I would like to focus in this lecture on these three roles: Citizen of the state, loyal son of the Jewish people, and worthy member of Israeli society. Regarding each of them, we must ask ourselves: What can we do and what must we do to impart an education for citizenship, in the broadest sense? And what are the topics that must be covered in teaching civics, as a formal subject of study, to the next generation?
 
The citizen of the state. First of all, we must be fully aware of our situation as a state. We must not let ourselves lose sight of it even for a moment. This must be our starting point for educating citizens. The state was established through struggle—a long and difficult struggle which continues to this day. It was established through a cruel war, and we still find ourselves in a situation that formally hovers between war and peace, but is in practice a state of war, though in a different form. We are like a besieged city. We find ourselves in a sort of cold-war-by-agreement, with our neighbors openly preparing for a war of annihilation against us. We are surrounded by enemies on our borders, the same enemies we faced in the War of Independence, who have yet to come to terms with our existence, and who in the meantime have only become stronger. We too have developed considerably: When the state was established, the ratio between our neighbors and us was forty to one. For every Israeli there were forty enemies who sought to destroy us. Before the entire world they declared that they intended to throw us into the sea, to blot out our names from this land. Recently the numbers have improved somewhat: For every Israeli, there are now twenty enemies among our immediate neighbors. The fundamental fact, however, remains the same, that we are few against many.

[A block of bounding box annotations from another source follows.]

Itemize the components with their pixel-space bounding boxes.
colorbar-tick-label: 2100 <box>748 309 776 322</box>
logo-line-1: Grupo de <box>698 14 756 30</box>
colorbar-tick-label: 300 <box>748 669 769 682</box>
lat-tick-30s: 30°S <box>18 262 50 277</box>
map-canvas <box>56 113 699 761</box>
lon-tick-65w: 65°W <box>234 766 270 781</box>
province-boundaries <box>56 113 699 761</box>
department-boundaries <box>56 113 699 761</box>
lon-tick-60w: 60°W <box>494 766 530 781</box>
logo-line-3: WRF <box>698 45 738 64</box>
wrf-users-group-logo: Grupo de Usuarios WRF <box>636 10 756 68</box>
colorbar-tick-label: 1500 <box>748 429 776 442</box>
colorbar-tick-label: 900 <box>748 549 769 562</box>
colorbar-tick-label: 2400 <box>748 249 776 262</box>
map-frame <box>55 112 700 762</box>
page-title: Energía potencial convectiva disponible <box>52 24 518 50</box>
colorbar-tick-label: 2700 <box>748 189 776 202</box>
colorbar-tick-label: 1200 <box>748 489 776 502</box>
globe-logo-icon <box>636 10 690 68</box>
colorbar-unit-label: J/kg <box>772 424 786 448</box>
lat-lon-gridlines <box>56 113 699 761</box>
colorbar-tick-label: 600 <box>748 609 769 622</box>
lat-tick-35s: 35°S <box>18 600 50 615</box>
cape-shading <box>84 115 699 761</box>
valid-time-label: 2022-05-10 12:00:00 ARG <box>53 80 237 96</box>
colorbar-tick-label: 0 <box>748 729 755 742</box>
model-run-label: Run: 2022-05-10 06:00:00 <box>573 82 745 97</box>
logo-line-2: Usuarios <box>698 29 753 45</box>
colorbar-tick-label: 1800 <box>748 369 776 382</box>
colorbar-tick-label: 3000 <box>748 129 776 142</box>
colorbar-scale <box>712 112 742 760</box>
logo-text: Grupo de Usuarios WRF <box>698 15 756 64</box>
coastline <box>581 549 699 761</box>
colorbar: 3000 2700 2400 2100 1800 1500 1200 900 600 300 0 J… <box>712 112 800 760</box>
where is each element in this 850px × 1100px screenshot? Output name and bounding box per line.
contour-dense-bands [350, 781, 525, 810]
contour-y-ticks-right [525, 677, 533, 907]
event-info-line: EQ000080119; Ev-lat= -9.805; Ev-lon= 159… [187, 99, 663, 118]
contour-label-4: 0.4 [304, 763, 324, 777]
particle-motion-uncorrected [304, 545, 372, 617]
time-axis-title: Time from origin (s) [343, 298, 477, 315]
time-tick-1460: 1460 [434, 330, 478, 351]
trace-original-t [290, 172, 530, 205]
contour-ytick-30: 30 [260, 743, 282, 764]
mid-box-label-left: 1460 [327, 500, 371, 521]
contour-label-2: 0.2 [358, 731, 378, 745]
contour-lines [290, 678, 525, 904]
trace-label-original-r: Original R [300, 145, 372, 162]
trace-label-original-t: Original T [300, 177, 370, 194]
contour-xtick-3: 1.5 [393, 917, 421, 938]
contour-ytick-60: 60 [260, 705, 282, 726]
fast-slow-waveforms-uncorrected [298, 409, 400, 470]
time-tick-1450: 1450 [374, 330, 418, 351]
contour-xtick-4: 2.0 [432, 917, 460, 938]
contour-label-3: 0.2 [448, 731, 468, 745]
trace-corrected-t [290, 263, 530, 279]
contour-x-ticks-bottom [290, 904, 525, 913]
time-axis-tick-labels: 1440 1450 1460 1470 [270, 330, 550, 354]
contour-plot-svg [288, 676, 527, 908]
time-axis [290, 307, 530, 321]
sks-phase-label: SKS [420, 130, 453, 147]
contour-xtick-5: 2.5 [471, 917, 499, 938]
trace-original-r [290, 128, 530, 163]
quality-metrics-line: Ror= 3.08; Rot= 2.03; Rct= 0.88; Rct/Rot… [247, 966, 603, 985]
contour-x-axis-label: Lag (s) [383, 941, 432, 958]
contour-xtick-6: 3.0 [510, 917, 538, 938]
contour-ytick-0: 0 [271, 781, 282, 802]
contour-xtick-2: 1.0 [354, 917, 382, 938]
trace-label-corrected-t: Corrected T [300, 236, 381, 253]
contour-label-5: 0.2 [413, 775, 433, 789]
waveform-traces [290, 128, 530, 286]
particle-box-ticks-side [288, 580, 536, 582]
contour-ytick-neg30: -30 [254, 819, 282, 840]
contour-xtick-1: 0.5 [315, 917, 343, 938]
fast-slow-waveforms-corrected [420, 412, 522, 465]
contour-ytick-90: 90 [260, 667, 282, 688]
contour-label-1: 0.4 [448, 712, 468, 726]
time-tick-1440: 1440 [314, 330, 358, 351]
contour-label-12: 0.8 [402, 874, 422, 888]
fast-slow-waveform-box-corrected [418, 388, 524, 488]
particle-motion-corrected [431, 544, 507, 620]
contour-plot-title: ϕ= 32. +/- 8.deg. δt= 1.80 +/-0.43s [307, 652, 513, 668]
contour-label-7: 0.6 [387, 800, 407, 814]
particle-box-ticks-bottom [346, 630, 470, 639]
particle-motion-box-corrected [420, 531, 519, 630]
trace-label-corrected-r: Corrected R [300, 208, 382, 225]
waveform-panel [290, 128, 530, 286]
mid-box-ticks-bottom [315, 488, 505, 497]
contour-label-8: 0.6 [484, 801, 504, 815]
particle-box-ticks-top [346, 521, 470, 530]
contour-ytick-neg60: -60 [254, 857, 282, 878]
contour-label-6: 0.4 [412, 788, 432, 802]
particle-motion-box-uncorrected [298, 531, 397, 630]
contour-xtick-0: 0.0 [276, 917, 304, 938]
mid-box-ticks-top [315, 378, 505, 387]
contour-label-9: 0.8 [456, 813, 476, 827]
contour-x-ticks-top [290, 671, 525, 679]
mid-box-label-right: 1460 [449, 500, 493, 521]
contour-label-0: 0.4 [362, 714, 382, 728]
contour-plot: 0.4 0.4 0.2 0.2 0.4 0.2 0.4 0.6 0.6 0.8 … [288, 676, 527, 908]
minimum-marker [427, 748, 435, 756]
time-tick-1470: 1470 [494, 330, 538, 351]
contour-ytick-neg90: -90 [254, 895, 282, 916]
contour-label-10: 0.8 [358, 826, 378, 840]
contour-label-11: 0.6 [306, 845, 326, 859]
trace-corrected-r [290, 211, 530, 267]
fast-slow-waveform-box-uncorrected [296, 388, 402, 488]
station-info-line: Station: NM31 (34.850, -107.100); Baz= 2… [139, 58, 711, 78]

The first civic duty, then, is necessarily defense, developing the ability to stand up to the enemy. The problem is not merely defense, but the ability of the few to stand firm against the many. Consequently, the duty of education is to “transform” the few into the many—to turn quality into quantity by means of education. We must prove that just as quantity can translate into quality, so too, high quality translates into great quantity. There are many ways to turn quality into quantity: Through mental tenacity, social cohesiveness, intellectual acuity, technical skill, and the like. The ways are numerous, and though it is neither easy nor simple to follow them, we have no choice. This is our first and most urgent duty. Every moment is precious, and it is difficult to exaggerate the grim nature of the accounting we will have to provide for every delay.